Von Rudolf von Gottschall.

Ein deutsches Volksblatt hat nicht die Pflicht, aller ausländischen Größen zu gedenken, wohl aber derjenigen, welche deutschem Geist und deutschem Wesen mit Begeisterung gehuldigt und zur Anerkennung desselben bei fremden Nationen beigetragen haben. Ein solcher Vermittler der deutschen Literatur mit der englischen, ein solcher begeisterter Verehrer unserer großen Denker und Dichter ist der jüngst verstorbene Schotte Thomas Carlyle, zugleich einer der orginellsten Schriftsteller des neuen England, ein Selbstdenker von großer Unabhängigkeit und Kühnheit, ein Historiker von dem glänzendsten Colorit, ein Autor, der von Einigen als ungenießbar und als phantastischer Wirrkopf verschrieen, von Anderen gepriesen wird als einer der genialsten Anwälte des Idealismus in einem, wie er selbst sagt, „mechanischen“ Zeitalter.

Thomas Carlyle war am 4. Dec. 1795 in Ecclefechan, im Süden Schottlands, geboren, als Sohn eines Farmers, eines Mannes von Verstand und Witz.

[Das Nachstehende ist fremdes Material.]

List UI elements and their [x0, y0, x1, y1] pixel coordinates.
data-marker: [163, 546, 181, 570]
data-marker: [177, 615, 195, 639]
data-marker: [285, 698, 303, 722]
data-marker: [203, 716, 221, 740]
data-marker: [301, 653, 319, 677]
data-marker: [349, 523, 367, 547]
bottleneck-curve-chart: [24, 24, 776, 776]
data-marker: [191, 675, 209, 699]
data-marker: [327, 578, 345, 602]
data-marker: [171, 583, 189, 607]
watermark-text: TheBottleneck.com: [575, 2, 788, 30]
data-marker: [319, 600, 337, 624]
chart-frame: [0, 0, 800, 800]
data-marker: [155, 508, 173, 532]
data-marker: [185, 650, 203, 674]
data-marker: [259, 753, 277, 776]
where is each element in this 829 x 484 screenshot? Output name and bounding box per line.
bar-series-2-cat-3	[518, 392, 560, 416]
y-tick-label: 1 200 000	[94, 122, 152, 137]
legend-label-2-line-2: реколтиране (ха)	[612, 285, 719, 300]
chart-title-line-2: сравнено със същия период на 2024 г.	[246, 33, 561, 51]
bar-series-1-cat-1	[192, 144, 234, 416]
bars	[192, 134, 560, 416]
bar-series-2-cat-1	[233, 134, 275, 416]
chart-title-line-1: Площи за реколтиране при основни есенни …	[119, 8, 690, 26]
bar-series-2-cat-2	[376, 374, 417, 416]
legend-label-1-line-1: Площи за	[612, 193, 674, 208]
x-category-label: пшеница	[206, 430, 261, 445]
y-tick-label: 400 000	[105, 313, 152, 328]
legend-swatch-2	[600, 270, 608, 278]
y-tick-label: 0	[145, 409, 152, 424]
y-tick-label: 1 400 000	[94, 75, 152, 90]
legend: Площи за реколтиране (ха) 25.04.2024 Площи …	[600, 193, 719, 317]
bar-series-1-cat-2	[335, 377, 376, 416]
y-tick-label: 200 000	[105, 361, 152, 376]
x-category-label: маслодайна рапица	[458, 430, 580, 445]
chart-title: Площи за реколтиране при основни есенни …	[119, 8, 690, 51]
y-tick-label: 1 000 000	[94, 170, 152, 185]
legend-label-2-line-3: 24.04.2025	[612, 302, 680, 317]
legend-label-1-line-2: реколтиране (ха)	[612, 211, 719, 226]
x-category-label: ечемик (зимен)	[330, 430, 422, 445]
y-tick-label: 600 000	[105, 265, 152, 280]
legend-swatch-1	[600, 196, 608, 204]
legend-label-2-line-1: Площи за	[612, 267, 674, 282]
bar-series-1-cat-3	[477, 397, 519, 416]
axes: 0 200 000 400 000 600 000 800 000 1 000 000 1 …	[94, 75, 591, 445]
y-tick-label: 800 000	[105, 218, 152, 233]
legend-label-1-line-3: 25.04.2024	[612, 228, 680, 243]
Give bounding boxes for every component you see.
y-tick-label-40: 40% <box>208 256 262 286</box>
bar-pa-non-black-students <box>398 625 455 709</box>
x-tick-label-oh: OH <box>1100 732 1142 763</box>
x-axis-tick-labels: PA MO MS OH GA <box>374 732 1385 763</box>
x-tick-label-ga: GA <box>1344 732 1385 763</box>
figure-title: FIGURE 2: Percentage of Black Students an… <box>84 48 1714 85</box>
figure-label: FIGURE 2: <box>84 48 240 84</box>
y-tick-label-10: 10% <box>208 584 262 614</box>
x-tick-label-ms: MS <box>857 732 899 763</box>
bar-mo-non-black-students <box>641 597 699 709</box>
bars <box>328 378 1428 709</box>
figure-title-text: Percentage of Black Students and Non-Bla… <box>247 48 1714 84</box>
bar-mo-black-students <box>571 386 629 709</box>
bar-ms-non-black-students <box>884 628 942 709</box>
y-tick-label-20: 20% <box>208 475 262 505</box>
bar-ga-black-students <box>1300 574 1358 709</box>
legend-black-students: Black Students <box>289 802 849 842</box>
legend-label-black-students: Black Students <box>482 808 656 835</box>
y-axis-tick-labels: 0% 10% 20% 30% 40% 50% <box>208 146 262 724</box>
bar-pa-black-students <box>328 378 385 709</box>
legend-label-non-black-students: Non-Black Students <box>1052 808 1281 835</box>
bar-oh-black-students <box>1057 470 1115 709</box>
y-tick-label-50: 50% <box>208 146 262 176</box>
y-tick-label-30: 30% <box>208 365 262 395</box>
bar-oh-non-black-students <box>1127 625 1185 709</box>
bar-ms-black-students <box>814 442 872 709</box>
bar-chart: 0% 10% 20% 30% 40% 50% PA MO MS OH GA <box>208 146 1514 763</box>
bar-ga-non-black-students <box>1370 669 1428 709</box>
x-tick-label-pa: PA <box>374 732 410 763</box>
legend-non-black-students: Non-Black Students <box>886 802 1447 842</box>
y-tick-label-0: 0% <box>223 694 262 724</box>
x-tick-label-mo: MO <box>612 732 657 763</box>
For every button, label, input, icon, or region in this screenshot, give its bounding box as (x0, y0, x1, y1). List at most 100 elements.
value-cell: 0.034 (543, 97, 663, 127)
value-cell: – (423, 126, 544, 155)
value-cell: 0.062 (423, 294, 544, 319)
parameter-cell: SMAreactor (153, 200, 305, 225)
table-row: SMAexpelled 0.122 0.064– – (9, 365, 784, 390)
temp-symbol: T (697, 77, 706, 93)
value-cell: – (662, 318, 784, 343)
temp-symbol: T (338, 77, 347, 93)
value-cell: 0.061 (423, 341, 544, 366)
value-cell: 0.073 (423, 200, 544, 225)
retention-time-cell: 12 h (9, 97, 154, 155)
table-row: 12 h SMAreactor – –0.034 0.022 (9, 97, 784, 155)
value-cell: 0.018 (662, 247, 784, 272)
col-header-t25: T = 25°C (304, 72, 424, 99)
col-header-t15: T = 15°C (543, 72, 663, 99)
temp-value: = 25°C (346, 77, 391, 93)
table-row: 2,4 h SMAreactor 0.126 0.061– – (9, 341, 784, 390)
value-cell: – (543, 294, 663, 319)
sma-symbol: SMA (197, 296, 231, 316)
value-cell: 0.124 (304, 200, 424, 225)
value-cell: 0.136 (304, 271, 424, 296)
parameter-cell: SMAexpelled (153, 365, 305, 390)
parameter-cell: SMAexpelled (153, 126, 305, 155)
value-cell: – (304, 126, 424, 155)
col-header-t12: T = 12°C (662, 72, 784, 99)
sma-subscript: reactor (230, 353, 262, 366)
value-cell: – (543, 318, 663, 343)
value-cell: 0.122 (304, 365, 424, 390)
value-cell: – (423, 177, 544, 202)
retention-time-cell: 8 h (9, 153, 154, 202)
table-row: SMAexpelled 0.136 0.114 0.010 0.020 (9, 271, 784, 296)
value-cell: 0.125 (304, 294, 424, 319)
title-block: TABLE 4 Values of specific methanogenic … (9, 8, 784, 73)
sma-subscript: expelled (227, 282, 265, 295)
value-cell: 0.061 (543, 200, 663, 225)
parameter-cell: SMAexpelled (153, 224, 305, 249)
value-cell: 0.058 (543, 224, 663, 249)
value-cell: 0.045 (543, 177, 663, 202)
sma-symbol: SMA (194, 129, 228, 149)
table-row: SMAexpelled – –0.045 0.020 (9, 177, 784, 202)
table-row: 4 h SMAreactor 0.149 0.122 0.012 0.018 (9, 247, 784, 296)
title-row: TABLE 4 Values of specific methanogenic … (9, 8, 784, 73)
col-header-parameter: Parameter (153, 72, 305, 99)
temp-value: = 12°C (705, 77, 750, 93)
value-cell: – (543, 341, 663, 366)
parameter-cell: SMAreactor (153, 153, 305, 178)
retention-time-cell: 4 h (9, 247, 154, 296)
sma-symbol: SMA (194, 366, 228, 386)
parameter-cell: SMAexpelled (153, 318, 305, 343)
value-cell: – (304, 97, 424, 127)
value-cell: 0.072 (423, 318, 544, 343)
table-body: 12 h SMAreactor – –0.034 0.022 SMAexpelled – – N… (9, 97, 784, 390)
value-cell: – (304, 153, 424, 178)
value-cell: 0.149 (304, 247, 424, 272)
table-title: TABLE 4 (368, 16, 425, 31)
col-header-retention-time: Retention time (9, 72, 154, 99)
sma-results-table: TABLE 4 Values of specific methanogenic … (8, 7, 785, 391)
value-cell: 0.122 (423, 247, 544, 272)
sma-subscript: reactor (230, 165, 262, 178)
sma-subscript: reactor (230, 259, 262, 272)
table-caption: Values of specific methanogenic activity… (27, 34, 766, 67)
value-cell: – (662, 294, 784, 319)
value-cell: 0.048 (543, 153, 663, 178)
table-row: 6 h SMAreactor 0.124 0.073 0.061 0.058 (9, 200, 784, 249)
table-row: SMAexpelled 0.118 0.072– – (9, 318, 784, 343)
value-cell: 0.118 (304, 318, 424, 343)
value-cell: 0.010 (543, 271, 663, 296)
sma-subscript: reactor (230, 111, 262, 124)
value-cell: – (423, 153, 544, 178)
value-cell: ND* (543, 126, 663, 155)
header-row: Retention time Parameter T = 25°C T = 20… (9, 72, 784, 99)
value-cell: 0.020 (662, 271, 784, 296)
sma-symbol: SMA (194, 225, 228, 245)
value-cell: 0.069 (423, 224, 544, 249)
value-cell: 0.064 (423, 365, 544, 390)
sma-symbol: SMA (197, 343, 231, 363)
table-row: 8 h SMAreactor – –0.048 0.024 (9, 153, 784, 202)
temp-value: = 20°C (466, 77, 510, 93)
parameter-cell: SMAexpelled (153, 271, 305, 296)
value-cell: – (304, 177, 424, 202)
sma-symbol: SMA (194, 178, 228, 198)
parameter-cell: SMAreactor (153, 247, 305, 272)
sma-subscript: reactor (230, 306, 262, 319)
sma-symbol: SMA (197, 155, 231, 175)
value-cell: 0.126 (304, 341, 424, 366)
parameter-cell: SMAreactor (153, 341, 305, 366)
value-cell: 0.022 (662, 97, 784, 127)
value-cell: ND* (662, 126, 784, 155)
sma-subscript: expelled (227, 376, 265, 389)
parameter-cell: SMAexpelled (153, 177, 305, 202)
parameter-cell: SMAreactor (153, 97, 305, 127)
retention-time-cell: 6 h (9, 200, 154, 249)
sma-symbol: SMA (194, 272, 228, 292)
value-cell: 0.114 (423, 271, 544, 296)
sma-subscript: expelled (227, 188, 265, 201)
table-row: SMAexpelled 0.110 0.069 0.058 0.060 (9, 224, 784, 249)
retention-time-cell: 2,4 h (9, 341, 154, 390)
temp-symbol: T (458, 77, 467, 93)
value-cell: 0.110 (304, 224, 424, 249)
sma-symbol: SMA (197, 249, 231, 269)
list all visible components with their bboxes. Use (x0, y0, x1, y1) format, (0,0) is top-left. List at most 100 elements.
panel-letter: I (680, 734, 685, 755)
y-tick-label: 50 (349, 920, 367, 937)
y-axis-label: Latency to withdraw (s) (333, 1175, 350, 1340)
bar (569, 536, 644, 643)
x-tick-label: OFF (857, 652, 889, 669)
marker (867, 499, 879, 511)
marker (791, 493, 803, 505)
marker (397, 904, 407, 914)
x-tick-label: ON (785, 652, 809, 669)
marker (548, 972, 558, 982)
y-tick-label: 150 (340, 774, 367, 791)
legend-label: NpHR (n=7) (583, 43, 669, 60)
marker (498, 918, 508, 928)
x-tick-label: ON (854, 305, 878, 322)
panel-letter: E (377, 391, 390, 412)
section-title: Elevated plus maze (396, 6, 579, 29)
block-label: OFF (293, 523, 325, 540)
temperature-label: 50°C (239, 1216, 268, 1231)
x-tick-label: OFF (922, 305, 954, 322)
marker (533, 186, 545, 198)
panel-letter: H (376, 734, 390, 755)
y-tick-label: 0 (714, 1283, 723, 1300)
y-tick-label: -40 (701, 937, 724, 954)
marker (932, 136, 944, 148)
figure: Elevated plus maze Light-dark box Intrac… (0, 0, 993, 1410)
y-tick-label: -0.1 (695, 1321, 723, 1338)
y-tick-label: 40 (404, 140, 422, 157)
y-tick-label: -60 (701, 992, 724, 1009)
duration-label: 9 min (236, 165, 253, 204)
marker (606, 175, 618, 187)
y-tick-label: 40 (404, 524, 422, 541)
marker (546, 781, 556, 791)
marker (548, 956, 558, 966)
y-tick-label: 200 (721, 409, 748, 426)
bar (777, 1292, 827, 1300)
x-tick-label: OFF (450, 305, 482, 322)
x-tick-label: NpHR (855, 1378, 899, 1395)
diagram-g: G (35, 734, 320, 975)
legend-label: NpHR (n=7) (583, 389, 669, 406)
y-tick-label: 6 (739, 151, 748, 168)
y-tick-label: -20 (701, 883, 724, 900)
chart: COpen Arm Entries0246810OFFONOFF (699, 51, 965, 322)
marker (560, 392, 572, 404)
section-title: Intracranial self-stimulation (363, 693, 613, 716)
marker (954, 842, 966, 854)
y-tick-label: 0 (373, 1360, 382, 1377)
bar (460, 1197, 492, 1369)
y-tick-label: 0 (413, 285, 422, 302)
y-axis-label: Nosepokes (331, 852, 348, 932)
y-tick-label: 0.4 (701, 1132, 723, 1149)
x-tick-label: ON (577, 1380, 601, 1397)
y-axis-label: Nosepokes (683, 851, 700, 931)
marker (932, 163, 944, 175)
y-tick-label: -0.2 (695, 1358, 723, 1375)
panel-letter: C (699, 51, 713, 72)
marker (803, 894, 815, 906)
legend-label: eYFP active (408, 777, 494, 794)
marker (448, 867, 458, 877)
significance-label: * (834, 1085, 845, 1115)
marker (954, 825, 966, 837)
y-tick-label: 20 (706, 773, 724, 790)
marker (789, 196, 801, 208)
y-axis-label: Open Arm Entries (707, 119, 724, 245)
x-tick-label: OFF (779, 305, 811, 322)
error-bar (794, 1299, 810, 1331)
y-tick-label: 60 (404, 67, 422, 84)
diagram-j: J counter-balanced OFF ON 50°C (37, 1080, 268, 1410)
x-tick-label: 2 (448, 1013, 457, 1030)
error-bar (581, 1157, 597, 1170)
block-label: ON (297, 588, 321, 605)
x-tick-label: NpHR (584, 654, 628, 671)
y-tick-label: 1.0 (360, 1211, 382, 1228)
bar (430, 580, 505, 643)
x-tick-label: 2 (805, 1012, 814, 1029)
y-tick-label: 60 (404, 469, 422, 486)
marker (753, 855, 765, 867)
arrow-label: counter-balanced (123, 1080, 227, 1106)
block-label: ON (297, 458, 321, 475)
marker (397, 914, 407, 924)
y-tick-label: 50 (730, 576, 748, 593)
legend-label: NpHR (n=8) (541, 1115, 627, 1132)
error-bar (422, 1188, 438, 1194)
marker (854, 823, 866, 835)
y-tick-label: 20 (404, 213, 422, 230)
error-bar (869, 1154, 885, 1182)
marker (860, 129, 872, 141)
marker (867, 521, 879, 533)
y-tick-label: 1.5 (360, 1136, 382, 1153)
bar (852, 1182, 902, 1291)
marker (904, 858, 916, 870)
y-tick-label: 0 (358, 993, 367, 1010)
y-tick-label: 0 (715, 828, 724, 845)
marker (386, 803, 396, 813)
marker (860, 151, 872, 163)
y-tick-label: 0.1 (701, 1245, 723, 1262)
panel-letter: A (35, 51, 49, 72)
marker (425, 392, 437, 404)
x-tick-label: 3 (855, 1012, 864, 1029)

Zuerst besuchte er die Dorfschule, dann das Gymnasium zu Annan; seine Lehrer waren Pedanten; so schildert er sie in seinem „Sartor resartus“, einem Werk, in welches so Vieles über seine Jugendjahre und seine eigene geistige Entwickelung hineingeheimnißt ist. Auch die Professoren der Universität Edinburgh, die er 1809 bezog, waren von demselben Schlage. Carlyle sollte Theologie studiren; doch seine Neigung zog ihn zur Mathematik, zu Sprach- und Literaturstudien, und auf der Bibliothek war er bald besser zu Hause, als ihre Pfleger. Lange schwankte er in der Wahl seines Berufs; eine Zeit lang, im Jahre 1814, war er Gymnasiallehrer der Mathematik in Annan, dann in Kirkaldy am nördlichen Ufer des Firth of Forth. Innerlich machte er religiöse Kämpfe durch und konnte sich zuletzt nicht für die theologische Laufbahn entscheiden, obschon die Sittenstrenge und der Ernst des schottischen Puritanismus für ihn viel Anziehendes hatte und auch seinem Naturell keineswegs fremdartig war. Wir finden ihn dann als Privatlehrer in Edinburgh; mit Stunden und Uebersetzungen verdiente er sich seinen Lebensunterhalt.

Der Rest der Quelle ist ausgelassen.